Maximus George

2022-01-21

Evaluate $\sum _{k=1}^{\mathrm{\infty }}\frac{{k}^{2}}{\left(k-1\right)!}$

sphwngzt

Let's start ${e}^{x}=\sum _{k=1}^{\mathrm{\infty }}\frac{{x}^{k-1}}{\left(k-1\right)!}$ then:
$x{e}^{x}=\sum _{k=1}^{\mathrm{\infty }}\frac{{x}^{k}}{\left(k-1\right)!}$
$x{\left(x{e}^{x}\right)}^{\prime }=x{e}^{x}+{x}^{2}{e}^{x}=\sum _{k=1}^{\mathrm{\infty }}\frac{k{x}^{k}}{\left(k-1\right)!}$
$x{\left(x{\left(x{e}^{x}\right)}^{\prime }\right)}^{\prime }=x\left({e}^{x}+3x{e}^{x}+{x}^{2}{e}^{x}\right)=\sum _{k=1}^{\mathrm{\infty }}\frac{{k}^{2}{x}^{k}}{\left(k-1\right)!}$
Set $x=1$ to get:
$5e=\sum _{k=1}^{\mathrm{\infty }}\frac{{k}^{2}}{\left(k-1\right)!}$

jojoann325

The most elementary calculation is probably this one:
$\sum _{k\ge 0}\frac{{\left(k+1\right)}^{2}}{k!}=1+\sum _{k\ge 1}\frac{{k}^{2}+2k+1}{k!}$
$=1+\sum _{k\ge 1}\frac{k}{\left(k-1\right)!}+2\sum _{k\ge 1}\frac{1}{\left(k-1\right)!}+\sum _{k\ge 1}\frac{1}{k!}$
$=\sum _{k\ge 1}\frac{k-1+1}{\left(k-1\right)!}+2\sum _{k\ge 0}\frac{1}{k!}+\sum _{k\ge 0}\frac{1}{k!}$
$=1+\sum _{k\ge 2}\frac{1}{\left(k-2\right)!}+\sum _{k\ge 2}\frac{1}{\left(k-1\right)!}+3\sum _{k\ge 0}\frac{1}{k!}$
$=\sum _{k\ge 0}\frac{1}{k!}+4\sum _{k\ge 0}\frac{1}{k!}$
$=5\sum _{k\ge 0}\frac{1}{k!}$
$=5e$.
One can also make use of the identity
${x}^{n}=\sum _{k}\left(\begin{array}{c}3\\ i\end{array}\right){k}^{i}$
$=0\cdot {k}^{0}+1\cdot {k}^{1}+3\cdot {k}^{2}+1\cdot {k}^{3}$
$=k+3k\left(k-1\right)+k\left(k-1\right)\left(k-2\right)$
Whence
$\frac{{k}^{2}}{\left(k-1\right)!}=\frac{{k}^{3}}{k!}=\frac{k+3k\left(k-1\right)+k\left(k-1\right)\left(k-2\right)}{k!}$
$=\frac{1}{\left(k-1\right)!}+\frac{3}{\left(k-2\right)!}+\frac{1}{\left(k-3\right)!}$,
and summing over l yields 5e as before.

RizerMix

For $\frac{P\left(n\right)}{\left(n-r\right)!}$ where $P\left(n\right)$ is a polynomial.
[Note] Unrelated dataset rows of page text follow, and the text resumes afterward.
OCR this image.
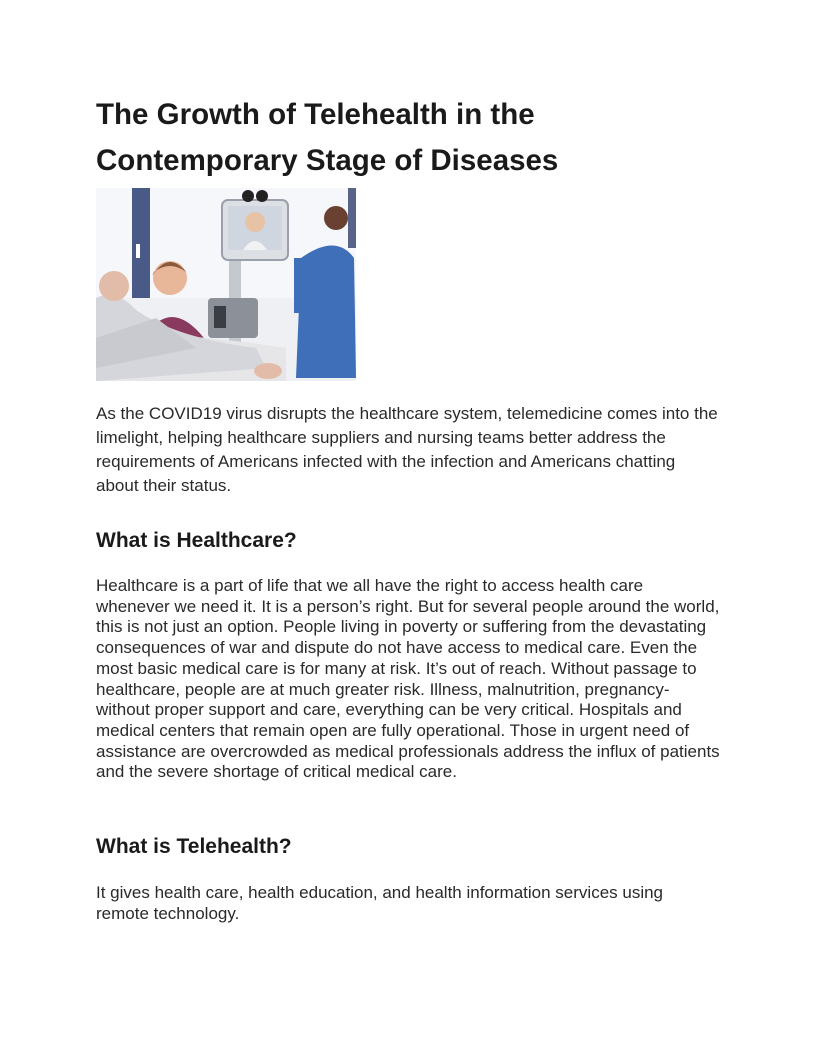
The Growth of Telehealth in the Contemporary Stage of Diseases

As the COVID19 virus disrupts the healthcare system, telemedicine comes into the limelight, helping healthcare suppliers and nursing teams better address the requirements of Americans infected with the infection and Americans chatting about their status.

What is Healthcare?

Healthcare is a part of life that we all have the right to access health care whenever we need it. It is a person’s right. But for several people around the world, this is not just an option. People living in poverty or suffering from the devastating consequences of war and dispute do not have access to medical care. Even the most basic medical care is for many at risk. It’s out of reach. Without passage to healthcare, people are at much greater risk. Illness, malnutrition, pregnancy-without proper support and care, everything can be very critical. Hospitals and medical centers that remain open are fully operational. Those in urgent need of assistance are overcrowded as medical professionals address the influx of patients and the severe shortage of critical medical care.

What is Telehealth?

It gives health care, health education, and health information services using remote technology.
If the degree of $P\left(n\right)$ is $m>0$, we can write $P\left(n\right)={A}_{0}+{A}_{1}\left(n-r\right)+{A}_{2}\left(n-r\right)\left(n-r-1\right)+...+{A}_{m}\left(n-r\right)\left(n-r-1\right)...\left\{\left(n-r\right)-\left(m-1\right)\right\}$ Here ${k}^{2}=C+B\left(k-1\right)+A\left(k-1\right)\left(k-2\right)$ Putting $k=1$ in the above identity, $C=1$ $k=0⇒2A-B+C=0,2A=B-C=3-1⇒A=1$ or comparing the coefficients of So, $\frac{{k}^{2}}{\left(k-1\right)!}=\frac{\left(k-1\right)\left(k-2\right)+3\left(k-1\right)+1}{\left(k-1\right)!}=\frac{1}{\left(k-3\right)!}+\frac{3}{\left(k-2\right)!}+\frac{1}{\left(k-1\right)!}$ $\sum _{k=1}^{\mathrm{\infty }}\frac{{k}^{2}}{\left(k-1\right)!}=\sum _{k=1}^{\mathrm{\infty }}\left(\frac{1}{\left(k-3\right)!}+\frac{3}{\left(k-2\right)!}+\frac{1}{\left(k-1\right)!}$ $\sum _{k=1}^{\mathrm{\infty }}\frac{{k}^{2}}{\left(k-1\right)!}=\sum _{k=1}^{\mathrm{\infty }}\left(\frac{\left(k-1\right)\left(k-2\right)+3\left(k-1\right)+1}{\left(k-1\right)!}\right)$ $=\sum _{k=3}^{\mathrm{\infty }}\frac{1}{\left(k-3\right)!}+\sum _{k=2}^{\mathrm{\infty }}\frac{3}{\left(k-2\right)!}+\sum _{k=1}^{\mathrm{\infty }}\frac{1}{\left(k-1\right)!}$ as $\frac{1}{\left(-r\right)!}=0$ for $r>0$ $=e+3e+e=5e$